After graduation, only those fundamentals are going to be important. With few if any exceptions, your employer is going to want you to learn the company way, the company policies, the company rules, the company concepts, etc.

This really spotlights the importance of participating in a work/study program or an internship while you are in college, if one is available. Then, you will not only be learning in classes, but you will be learning knowledge and on-the-job skills to be used for years to come, maybe for a lifetime!

When and where does learning take place?

Logically, students, and even some parents and teachers, believe learning takes place in the classroom. No, it does not! Exposure to thoughts, ideas, concepts and theories happen in the classroom. However, learning (defined as both understanding and retention) actually happens later.

Do you really want to excel in a particular class? Then try these two steps:

1. Within 90 minutes after every class, spend at least 20 to 40 minutes reviewing and studying your notes; if you are taking online classes, review the given content of text, video, graphics or personal notes after first being exposed to new material.

2. In the evening, or sometime before bed, find a quiet place or a place you find conducive to concentration (maybe with music or some type of background sound), and study the material a second time. Study until you understand the material and have some confidence in that understanding.

During Step 2 above is where learning takes place! If you do not have “some confidence in that understanding,” then be sure to ask the instructor, other students, student tutors, or someone already with the knowledge and working in the field, to give you some help.

However, if you regularly follow these two simple steps, 95 percent of the time you will excel in that class and probably receive an “A” grade. There has been much fascinating research conducted over the past ten to twenty years on memory and the human brain.
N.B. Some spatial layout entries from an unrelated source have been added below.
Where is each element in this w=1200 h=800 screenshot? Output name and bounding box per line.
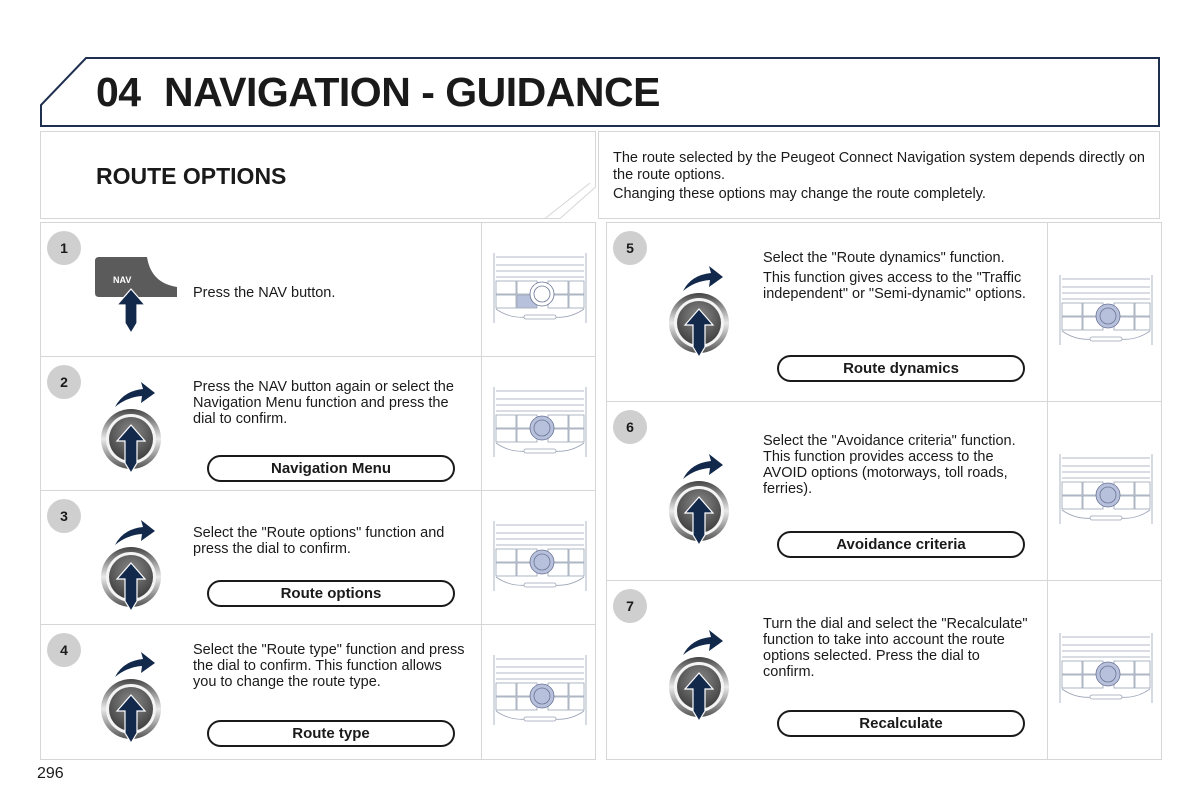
- step-card: 5 Select the "Route dynamics" function. T…: [606, 222, 1162, 402]
- step-number-badge: 7: [613, 589, 647, 623]
- menu-function-button[interactable]: Route type: [207, 720, 455, 747]
- step-number-badge: 3: [47, 499, 81, 533]
- step-instruction-paragraph: Press the NAV button again or select the…: [193, 379, 454, 427]
- page-number: 296: [37, 765, 64, 782]
- dial-rotate-press-icon: [101, 513, 171, 618]
- section-title-panel: ROUTE OPTIONS: [40, 131, 596, 219]
- step-instruction-paragraph: Turn the dial and select the "Recalculat…: [763, 616, 1028, 680]
- dial-rotate-press-icon: [669, 447, 739, 552]
- dial-rotate-press-icon: [669, 259, 739, 364]
- step-number-badge: 6: [613, 410, 647, 444]
- step-instructions: Turn the dial and select the "Recalculat…: [763, 616, 1035, 680]
- menu-function-button[interactable]: Route options: [207, 580, 455, 607]
- step-card: 6 Select the "Avoidance criteria" functi…: [606, 401, 1162, 581]
- dial-rotate-press-icon: [101, 375, 171, 480]
- intro-paragraph: Changing these options may change the ro…: [613, 186, 986, 202]
- dial-rotate-press-icon: [669, 623, 739, 728]
- step-instructions: Select the "Avoidance criteria" function…: [763, 433, 1035, 497]
- step-card: 4 Select the "Route type" function and p…: [40, 624, 596, 760]
- chapter-title: NAVIGATION - GUIDANCE: [164, 69, 660, 115]
- console-thumbnail: [1047, 402, 1163, 580]
- console-thumbnail: [481, 357, 597, 490]
- chapter-number: 04: [96, 69, 141, 115]
- step-instruction-paragraph: This function gives access to the "Traff…: [763, 270, 1026, 302]
- step-instructions: Press the NAV button.: [193, 285, 469, 301]
- step-card: 3 Select the "Route options" function an…: [40, 490, 596, 625]
- step-instruction-paragraph: Press the NAV button.: [193, 285, 336, 301]
- menu-function-button[interactable]: Recalculate: [777, 710, 1025, 737]
- console-thumbnail: [1047, 223, 1163, 401]
- step-card: 2 Press the NAV button again or select t…: [40, 356, 596, 491]
- intro-panel: The route selected by the Peugeot Connec…: [598, 131, 1160, 219]
- step-instruction-paragraph: Select the "Avoidance criteria" function…: [763, 433, 1016, 497]
- step-number-badge: 2: [47, 365, 81, 399]
- step-number-badge: 5: [613, 231, 647, 265]
- step-card: 7 Turn the dial and select the "Recalcul…: [606, 580, 1162, 760]
- menu-function-button[interactable]: Navigation Menu: [207, 455, 455, 482]
- console-thumbnail: [481, 491, 597, 624]
- step-instructions: Press the NAV button again or select the…: [193, 379, 469, 427]
- menu-function-button[interactable]: Avoidance criteria: [777, 531, 1025, 558]
- nav-button-press-icon: NAV: [91, 253, 181, 338]
- step-number-badge: 1: [47, 231, 81, 265]
- step-instructions: Select the "Route options" function and …: [193, 525, 469, 557]
- console-thumbnail: [481, 223, 597, 356]
- dial-rotate-press-icon: [101, 645, 171, 750]
- step-number-badge: 4: [47, 633, 81, 667]
- chapter-header: 04 NAVIGATION - GUIDANCE: [40, 57, 1160, 127]
- step-instructions: Select the "Route dynamics" function. Thi…: [763, 250, 1035, 302]
- menu-function-button[interactable]: Route dynamics: [777, 355, 1025, 382]
- section-title: ROUTE OPTIONS: [96, 163, 287, 189]
- console-thumbnail: [481, 625, 597, 759]
- console-thumbnail: [1047, 581, 1163, 759]
- intro-text: The route selected by the Peugeot Connec…: [613, 150, 1153, 203]
- intro-paragraph: The route selected by the Peugeot Connec…: [613, 150, 1145, 183]
- step-instruction-paragraph: Select the "Route dynamics" function.: [763, 250, 1005, 266]
- step-instruction-paragraph: Select the "Route type" function and pre…: [193, 642, 465, 690]
- svg-text:NAV: NAV: [113, 275, 131, 285]
- step-instruction-paragraph: Select the "Route options" function and …: [193, 525, 445, 557]
- step-card: 1 NAV Press the NAV button.: [40, 222, 596, 357]
- step-instructions: Select the "Route type" function and pre…: [193, 642, 469, 690]
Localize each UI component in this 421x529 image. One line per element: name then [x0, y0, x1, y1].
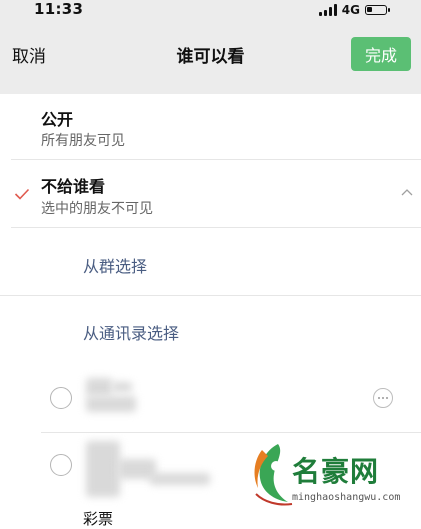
blurred-avatar [86, 378, 112, 396]
option-subtitle: 所有朋友可见 [41, 133, 125, 149]
network-type: 4G [341, 3, 360, 17]
option-subtitle: 选中的朋友不可见 [41, 201, 153, 217]
radio-button[interactable] [50, 454, 72, 476]
signal-icon [318, 4, 337, 16]
blurred-detail [150, 473, 210, 485]
contact-name-partial: 彩票 [83, 510, 114, 528]
radio-button[interactable] [50, 387, 72, 409]
contact-row[interactable] [0, 368, 421, 432]
select-from-group-link[interactable]: 从群选择 [83, 253, 147, 277]
status-indicators: 4G [318, 3, 390, 17]
blurred-name [86, 396, 136, 412]
option-title: 不给谁看 [41, 177, 106, 196]
watermark-url: minghaoshangwu.com [292, 492, 401, 503]
check-icon [14, 188, 30, 200]
watermark: 名豪网 minghaoshangwu.com [248, 440, 418, 517]
battery-icon [365, 5, 390, 15]
cancel-button[interactable]: 取消 [12, 42, 46, 67]
divider [11, 227, 421, 228]
option-hide-from[interactable]: 不给谁看 选中的朋友不可见 [0, 160, 421, 227]
status-time: 11:33 [34, 0, 84, 18]
select-from-contacts-link[interactable]: 从通讯录选择 [83, 320, 179, 344]
done-button[interactable]: 完成 [351, 37, 411, 71]
blurred-avatar [86, 441, 120, 497]
option-public[interactable]: 公开 所有朋友可见 [0, 94, 421, 160]
nav-bar: 取消 谁可以看 完成 [0, 22, 421, 94]
watermark-logo-icon [254, 444, 293, 506]
watermark-name: 名豪网 [292, 455, 380, 488]
blurred-detail [112, 382, 132, 392]
more-icon[interactable] [373, 388, 393, 408]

Part of this research has revealed that, for most people, review of material 30 to 90 minutes after first exposure, followed by a second review about three days later and following that with a review about three to twelve weeks later (some research, as I remember, recommends 6 months), and you will remember the material for a lifetime!

The numbers are going to vary depending on the subject and the individual. But what have you got to lose? Give it a try!

The Highest Level of Learning

The above two steps will get you to what is called the “understanding level of learning” very quickly. But there are two higher levels of learning, application and correlation.

Once you understand the material, you must apply the material. It does no good to learn something, but then not use that knowledge for some useful purpose. At the very least, especially while in college, study about how your learning is applied in the real world.

For example, how is it used to manufacture a product (e.g., put camber in an aircraft wing), make a product work (e.g., increase of decrease that camber), cause a product to work (e.g. increase the velocity of air flowing over that camber) or aid or enhance how a product works (e.g. modify that camber with flaps or slats). The preceding examples are from aviation, my particular chosen career field, but there are an infinite number of other examples.

Finally, use this new understanding in your everyday world. Build a flying model! No longer wonder why that 200 ton Boeing 747 actually gets off the ground as it rumbles down the runway or flies overhead. Explain the concept to your children or grandchildren. You are now exhibiting the highest level of learning. It is called “correlation.”